Scientific classification
- Kingdom: Plantae
- Clade: Embryophytes
- Clade: Tracheophytes
- Clade: Spermatophytes
- Clade: Angiosperms
- Clade: Eudicots
- Clade: Rosids
- Order: Fabales
- Family: Fabaceae
- Subfamily: Faboideae
- Genus: Mucuna
- Species: M. paniculata
- Binomial name: Mucuna paniculata Baker
- Synonyms: Mucuna horrida Baill.; Mucuna myriaptera Baker;

= Mucuna paniculata =

- Genus: Mucuna
- Species: paniculata
- Authority: Baker
- Conservation status: LC
- Synonyms: Mucuna horrida Baill., Mucuna myriaptera Baker

Species of legume

Mucuna paniculata is a species of flowering, woody vine in the family Fabaceae, the bean family. It is native to northern Madagascar where it is locally known in Malagasy as vohinkovika. It flowers between June and August.

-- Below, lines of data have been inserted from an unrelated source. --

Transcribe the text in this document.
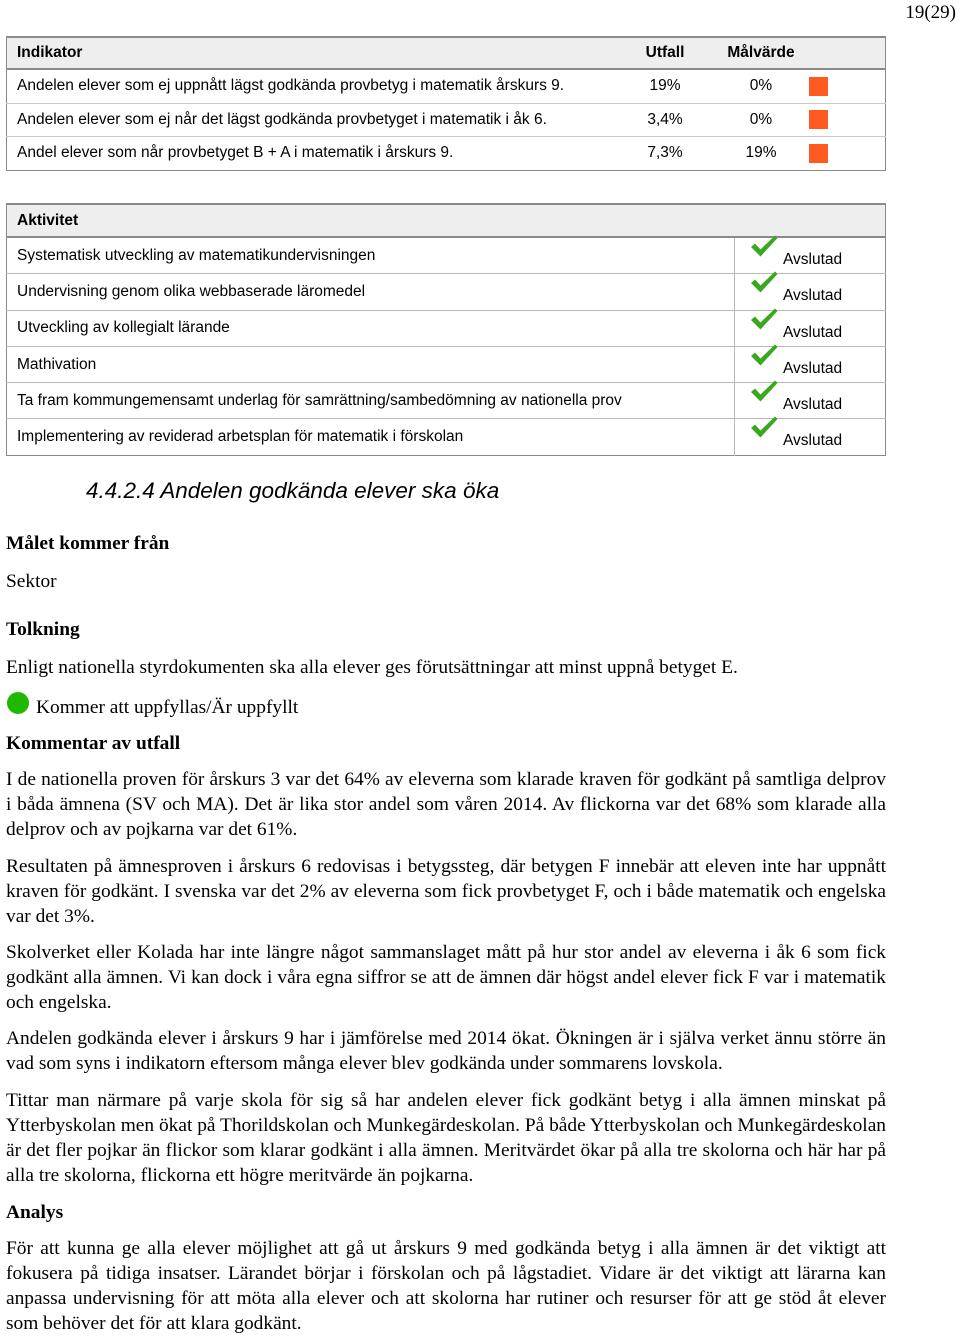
19(29)
Indikator	Utfall	Målvärde	
Andelen elever som ej uppnått lägst godkända provbetyg i matematik årskurs 9.	19%	0%	
Andelen elever som ej når det lägst godkända provbetyget i matematik i åk 6.	3,4%	0%	
Andel elever som når provbetyget B + A i matematik i årskurs 9.	7,3%	19%	
Aktivitet	
Systematisk utveckling av matematikundervisningen	Avslutad

Undervisning genom olika webbaserade läromedel	Avslutad

Utveckling av kollegialt lärande	Avslutad

Mathivation	Avslutad

Ta fram kommungemensamt underlag för samrättning/sambedömning av nationella prov	Avslutad

Implementering av reviderad arbetsplan för matematik i förskolan	Avslutad
4.4.2.4 Andelen godkända elever ska öka
Målet kommer från
Sektor
Tolkning
Enligt nationella styrdokumenten ska alla elever ges förutsättningar att minst uppnå betyget E.
Kommer att uppfyllas/Är uppfyllt
Kommentar av utfall
I de nationella proven för årskurs 3 var det 64% av eleverna som klarade kraven för godkänt på samtliga delprov i båda ämnena (SV och MA). Det är lika stor andel som våren 2014. Av flickorna var det 68% som klarade alla delprov och av pojkarna var det 61%.
Resultaten på ämnesproven i årskurs 6 redovisas i betygssteg, där betygen F innebär att eleven inte har uppnått kraven för godkänt. I svenska var det 2% av eleverna som fick provbetyget F, och i både matematik och engelska var det 3%.
Skolverket eller Kolada har inte längre något sammanslaget mått på hur stor andel av eleverna i åk 6 som fick godkänt alla ämnen. Vi kan dock i våra egna siffror se att de ämnen där högst andel elever fick F var i matematik och engelska.
Andelen godkända elever i årskurs 9 har i jämförelse med 2014 ökat. Ökningen är i själva verket ännu större än vad som syns i indikatorn eftersom många elever blev godkända under sommarens lovskola.
Tittar man närmare på varje skola för sig så har andelen elever fick godkänt betyg i alla ämnen minskat på Ytterbyskolan men ökat på Thorildskolan och Munkegärdeskolan. På både Ytterbyskolan och Munkegärdeskolan är det fler pojkar än flickor som klarar godkänt i alla ämnen. Meritvärdet ökar på alla tre skolorna och här har på alla tre skolorna, flickorna ett högre meritvärde än pojkarna.
Analys
För att kunna ge alla elever möjlighet att gå ut årskurs 9 med godkända betyg i alla ämnen är det viktigt att fokusera på tidiga insatser. Lärandet börjar i förskolan och på lågstadiet. Vidare är det viktigt att lärarna kan anpassa undervisning för att möta alla elever och att skolorna har rutiner och resurser för att ge stöd åt elever som behöver det för att klara godkänt.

==Distribution and habitat==
Mucuna paniculata is found at elevations between sea level to 2500 m in northern Madagascar. These vines can be found in both humid and sub-humid forests, usually near rivers and streams.

==Toxicity==
Species in the genus Mucuna are known to carry irritant hairs. These hairs contain mucunain, an enzyme which causes itching. This enzyme can be destroyed using heat.

==Cultivation==
This plant usually grows well in well-drained soil under shade. They are propagated with seeds.

==Conservation==
It is listed as 'least concern' by the IUCN.

===Threats===
Habitat destruction by slash-and-burn techniques pose a potential threat to the species.

===Protected areas===
The species is found in the protected areas of the Betampona Integral Natural Reserve, Manongarivo Special Reserve, Marojejy National Park, Masoala National Park and Montagne d'Ambre National Park.